Still, analyst consensus for Amazon is a "Buy", with the average target price $2170.21. A 25% upside on the current share price.
Alphabet share price
Alphabet's share price dropped 6.6% to $1038 as Google’s parent company got caught up in the antitrust rumour-mill. This was the stock’s biggest intraday decline since 30 April and the lowest it has been since January.
It's already been a difficult 12 months for Alphabet, with the share price shrinking 7.2% since last June. A turnaround looked to be on the cards in April when the stock reached a year high of $1289. However, Q1 numbers missed expectations, sending the stock down 15% in one day.
Now could be a significant buying opportunity for traders. Shares in Alphabet are trading at their cheapest multiple for 5 years, with a trailing P/E ratio of 27.21. The stock also has a 5-year PEG ratio of 1.56, and price to book comes in at 3.99 for the most recent quarter.
|PE ratio (TTM)||27.10|
|Operating margin (TTM)||22.88%|
Alphabet share price vitals, Yahoo finance, 11 June 2019
The consensus rating is "Buy", with an average price target of $1340. This would be a 23% upside on the current share price.
Apple share price
Apple's stock has fallen 15% since 3 May as it looks for new revenue channels in the wake of a 17% Q1 fall in iPhone sales.
Over the past year the share price is down 7%, with the stock getting caught up in the wider tech sell-off in December. May delivered more bad news with HSBC cutting its price target from $180 a share to $174, and the antitrust investigation won’t have helped sentiment.Apple 1-year share price performance, CMC Markets, 11 June 2019
Analysts forecast a 3.6% dip in earnings in 2019 followed by an 11% gain in 2020. The stock has a forward P/E rating of 14.06 and a 5-year PEG of 1.37. Price to book comes in at 7.82 for the most recent quarter.
With the average price target from analysts at $216.72, they’re predicting a 20% gain on the current share price.
Facebook share price
Facebook's share price tanked 15% as the company found itself in the crosshairs of US authorities yet again. This caps a tricky 12 months that has seen shares dive 13% after a never-ending series of scandals.
Shareholders have made their displeasure known, with 68% voting to fire Mark Zuckerberg from his role of chairman last week. Although Zuckerberg has the controlling vote so is unlikely to be stepping down anytime soon.
Percentage of shareholders voting for Zuckerberg's removal as chairman
Analysts expect earnings to dip 6.9% in 2019 before gaining 32.2% in 2020. Facebook has a P/E ratio of 17.97 and a 5-year expected PEG ratio of 1.47. Price to book is 5.55 in the most recent quarter.

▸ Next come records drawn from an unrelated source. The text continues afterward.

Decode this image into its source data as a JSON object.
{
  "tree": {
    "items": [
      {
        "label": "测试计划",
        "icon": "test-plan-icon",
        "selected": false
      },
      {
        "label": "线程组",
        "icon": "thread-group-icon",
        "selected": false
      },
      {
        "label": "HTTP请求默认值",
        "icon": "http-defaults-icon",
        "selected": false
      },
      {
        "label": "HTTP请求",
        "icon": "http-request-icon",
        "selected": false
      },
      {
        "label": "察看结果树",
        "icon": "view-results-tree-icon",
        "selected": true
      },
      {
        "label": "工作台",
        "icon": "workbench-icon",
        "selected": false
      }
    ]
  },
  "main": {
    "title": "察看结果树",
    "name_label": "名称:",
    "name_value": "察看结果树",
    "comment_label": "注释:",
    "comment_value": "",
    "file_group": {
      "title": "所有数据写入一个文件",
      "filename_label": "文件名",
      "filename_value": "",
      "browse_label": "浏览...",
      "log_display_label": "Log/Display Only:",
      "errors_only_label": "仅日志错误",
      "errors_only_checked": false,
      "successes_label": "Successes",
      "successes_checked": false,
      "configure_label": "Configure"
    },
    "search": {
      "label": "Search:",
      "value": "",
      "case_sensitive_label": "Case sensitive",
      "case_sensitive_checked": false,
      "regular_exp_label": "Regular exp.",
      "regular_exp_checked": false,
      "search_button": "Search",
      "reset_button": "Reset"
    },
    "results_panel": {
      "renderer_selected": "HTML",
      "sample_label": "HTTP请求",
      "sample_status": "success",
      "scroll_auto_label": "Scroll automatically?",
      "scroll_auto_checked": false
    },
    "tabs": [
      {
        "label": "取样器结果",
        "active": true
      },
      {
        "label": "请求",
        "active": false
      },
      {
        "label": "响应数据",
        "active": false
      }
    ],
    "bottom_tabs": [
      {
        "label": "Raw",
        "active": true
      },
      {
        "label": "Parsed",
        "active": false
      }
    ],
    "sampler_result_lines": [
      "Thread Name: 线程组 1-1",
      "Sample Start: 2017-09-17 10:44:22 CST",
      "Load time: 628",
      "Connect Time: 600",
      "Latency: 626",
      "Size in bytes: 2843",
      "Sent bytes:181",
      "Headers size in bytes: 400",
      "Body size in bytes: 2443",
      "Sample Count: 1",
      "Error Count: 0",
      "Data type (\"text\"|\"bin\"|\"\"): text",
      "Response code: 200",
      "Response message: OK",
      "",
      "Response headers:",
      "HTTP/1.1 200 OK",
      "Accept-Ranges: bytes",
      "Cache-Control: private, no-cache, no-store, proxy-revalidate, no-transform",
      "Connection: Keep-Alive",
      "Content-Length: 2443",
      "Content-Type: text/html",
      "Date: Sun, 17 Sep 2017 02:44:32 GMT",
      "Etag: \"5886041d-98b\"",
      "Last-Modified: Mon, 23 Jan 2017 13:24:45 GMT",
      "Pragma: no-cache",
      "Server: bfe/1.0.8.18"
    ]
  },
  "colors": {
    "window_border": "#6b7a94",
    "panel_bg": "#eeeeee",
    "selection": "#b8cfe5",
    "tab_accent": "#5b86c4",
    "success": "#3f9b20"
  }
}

Consensus expectations are for the stock to hit $221.5 a share this year, which would see a 32% upside on the current price.
Netflix share price
Despite the negative news surrounding other FAANG stocks, Netflix’s share price actually jumped 3.3% last Tuesday after Loop Capital Markets rated the streaming giant a "Buy". Loop cited an "unstoppable lead in subscription video streaming and the margin opportunity" as reasons for the upgrade, setting its target price at $425 a share.
|PE ratio (TTM)||125.72|
|Return on Equity (TTM)||26.02%|
Netflix share price vitals, Yahoo finance, 11 June 2019
Over the past 12 months the stock is down 3%, remaining in recovery mode following the December tech sell-off. Analyst consensus is muted, with the average price target coming in at $387.03, a mere 9% higher than the current share price. The stock is also expensive, with a 60.7 forward P/E ratio.
Yet, expectations are for earnings to grow 28% in 2019 and a massive 71% in 2020.